The subject of regressive taxation is so important, and so very rarely discussed, and this was a good chance to talk about it. Regressive taxation is just killing the people below $35,000 or so in annual income, which is close to half of the people now, and also seriously impacts those below $70,000 annual income, which covers just about all of us. So few benefit from regressive taxation - the upper 10% - and so many suffer so terribly from it. This also has the negative political effect of turning working people against government and public programs and into the arms of the Republicans. The reason that the right wing "no more taxes" mantra works with people, is because it IS true that working people, especially the bottom 50%, are being destroyed by regressive taxes.

Then we also have the problem of so many liberals and progressives now speaking for the haves and who are so tone deaf to the cries of the working poor. That does not bode well for the future success of the Democratic party, since so many people now see the face of liberalism as bullying, callous, arrogant, self-righteous and domineering. We are putting our worst foot forward too often, as the few among us who are bullying, controlling, and domineering try to speak for all of us, and alienate the general public.

Better-off people can afford health insurance and use prescription drugs for managing stress and mood, which is what poor people use tobacco for. Smoking also alleviates hunger pains, and more and more people are struggling to get adequate food. The argument that people use - that smoking hurts others - is also true of pharmaceutical use, as higher and higher concentrations of those drugs are now showing up in public water supplies. The incidence of mood-altering prescription drug use among suburban professional and white collar people is much higher than the incidence of smoking among poor people and blue collar people, and an argument can be made that use of those drugs is a greater social hazard than smoking is. But since people with college degrees and good incomes are prescribing and taking those drugs, they are therefore "good," while smoking is "bad."
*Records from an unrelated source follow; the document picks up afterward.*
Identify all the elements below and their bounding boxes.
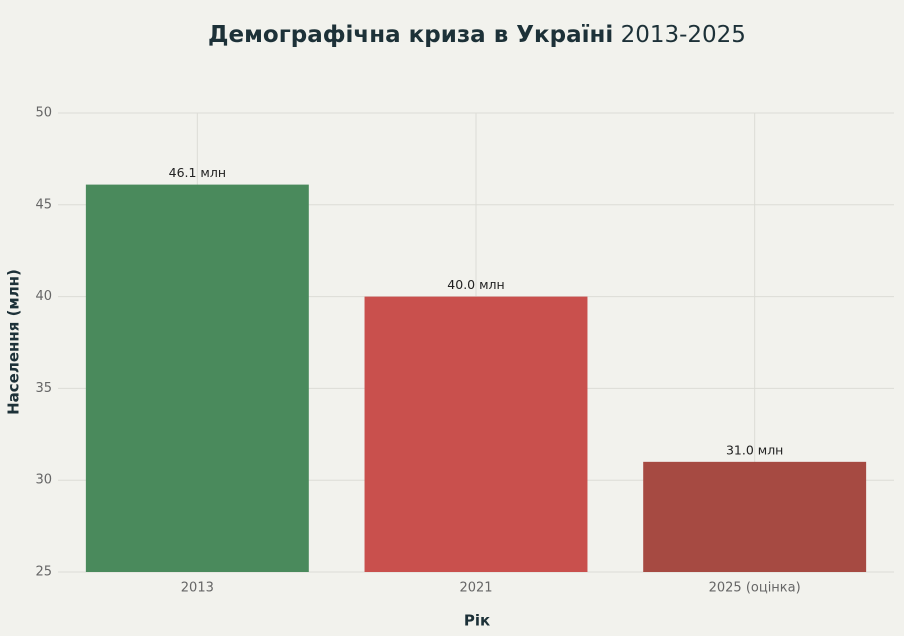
value-label: 46.1 млн	[169, 165, 226, 180]
y-axis-label: Населення (млн)	[5, 269, 23, 415]
x-axis-label: Рік	[464, 612, 490, 630]
bar	[85, 184, 309, 572]
title-main: Демографічна криза в Україні	[208, 22, 613, 48]
y-tick-label: 30	[35, 473, 52, 488]
y-tick-label: 40	[35, 289, 52, 304]
y-tick-label: 35	[35, 381, 52, 396]
chart-title: Демографічна криза в Україні 2013-2025	[208, 22, 746, 48]
y-tick-label: 25	[35, 565, 52, 580]
bar	[643, 461, 867, 572]
x-tick-label: 2021	[459, 581, 492, 596]
title-years: 2013-2025	[621, 22, 746, 48]
value-label: 31.0 млн	[726, 442, 783, 457]
y-tick-label: 45	[35, 197, 52, 212]
x-tick-label: 2013	[181, 581, 214, 596]
value-label: 40.0 млн	[447, 277, 504, 292]
y-tick-label: 50	[35, 106, 52, 121]
x-tick-label: 2025 (оцінка)	[709, 581, 801, 596]
bar	[364, 296, 588, 572]
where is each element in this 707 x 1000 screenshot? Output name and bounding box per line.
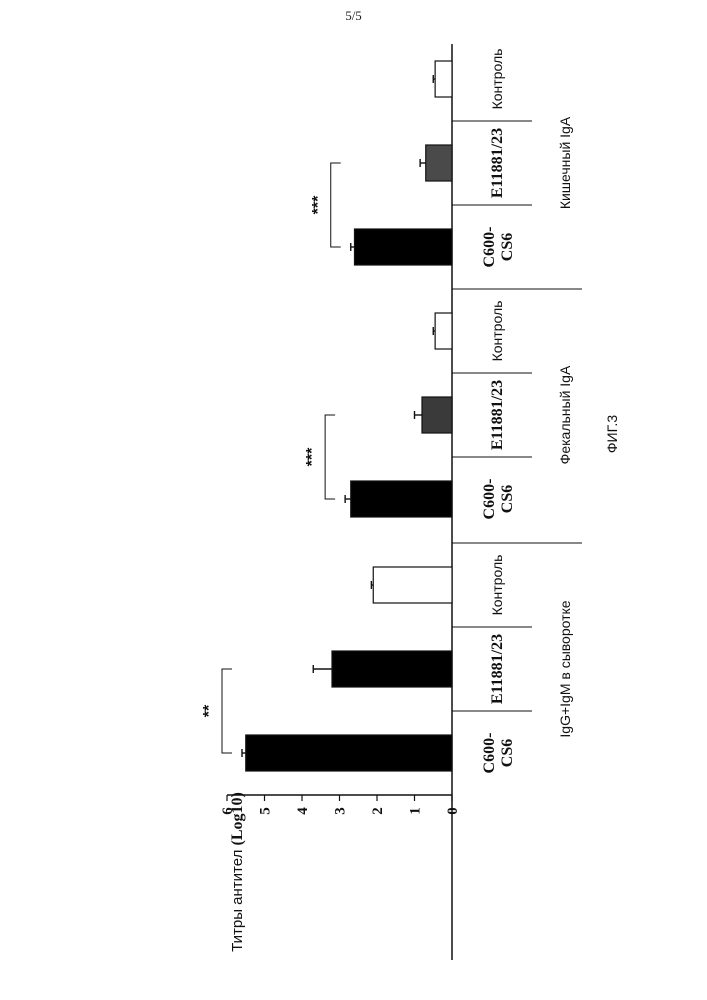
category-label-line: CS6 [499,485,516,513]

That means that we have a double standard, with one set of rules applied on those on one side of the divide and another set of rules to the other, and the divide is between the haves and the have nots. If poor people are doing something, it is not fashionable and is then seen as dirty, stupid, harmful, and dangerous. If better off people are doing something, it is by definition in fashion and so the risks are understated and the benefits exaggerated.